Zoledronato è efficace nella riduzione del rischio di frattura nelle donne con osteopenia

Le donne di almeno 65 anni con osteopenia hanno mostrato un minore rischio di fratture da fragilità quando trattate con zoledronato rispetto a placebo, secondo i risultati di uno studio presentato al meeting annuale della American Society for Bone and Mineral Research e pubblicato sul New England Journal of Medicine. «La necessità di stabilire l'efficacia del trattamento in pazienti con osteopenia è diventata più pressante, data la tendenza clinica a basare le decisioni di intervento sul rischio assoluto di frattura. Zoledronato ha caratteristiche che lo rendono interessante ai fini dell'utilizzo nelle donne con questo problema, in quanto viene somministrato per iniezione endovenosa a intervalli di un anno o più, è preferito rispetto ai bifosfonati orali dalla maggior parte delle pazienti e ha un profilo di sicurezza soddisfacente» afferma Ian Reid, della University of Auckland in Nuova Zelanda, che ha diretto il gruppo di lavoro.

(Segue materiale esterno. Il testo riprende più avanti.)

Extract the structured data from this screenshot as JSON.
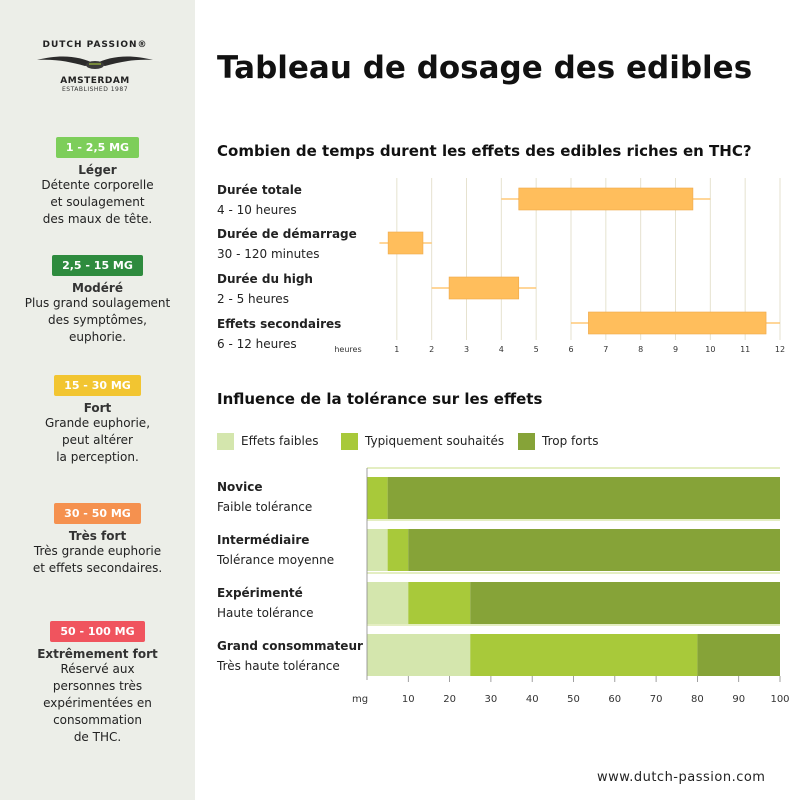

I ricercatori hanno arruolato 2.000 donne che avessero almeno 65 anni e un punteggio T compreso tra -1 e -2,5 al collo dell'anca o al collo femorale. Le partecipanti sono state randomizzate a ricevere un'iniezione da 5 mg di zoledronato ogni 18 mesi per sei anni o iniezioni contenenti soluzione salina agli stessi intervalli. L'endpoint primario era il tempo trascorso fino alla prima frattura da fragilità, con una conferma mediante cartelle cliniche delle fratture auto-riferite dalle partecipanti e degli eventi che hanno richiesto il ricovero. Sono state osservate 227 fratture da fragilità in 190 donne del gruppo placebo e 131 fratture in 122 donne nel gruppo zoledronato. Nel gruppo placebo si sono verificate 276 fratture sintomatiche in 214 donne rispetto a 185 in 163 donne nel gruppo zoledronato, nel quale si sono verificate anche meno fratture vertebrali (25 fratture in 23 donne) rispetto al gruppo placebo (64 fratture in 49 donne). Sono state osservate meno fratture non vertebrali nel gruppo zoledronato (108 fratture in 101 donne) rispetto al gruppo placebo (178 fratture in 148 donne); la differenza nelle fratture dell'anca tra i gruppi non era statisticamente significativa. Come concludono gli autori, i risultati mostrano che il gruppo zoledronato mantiene un rischio inferiore di frattura da fragilità rispetto al gruppo placebo.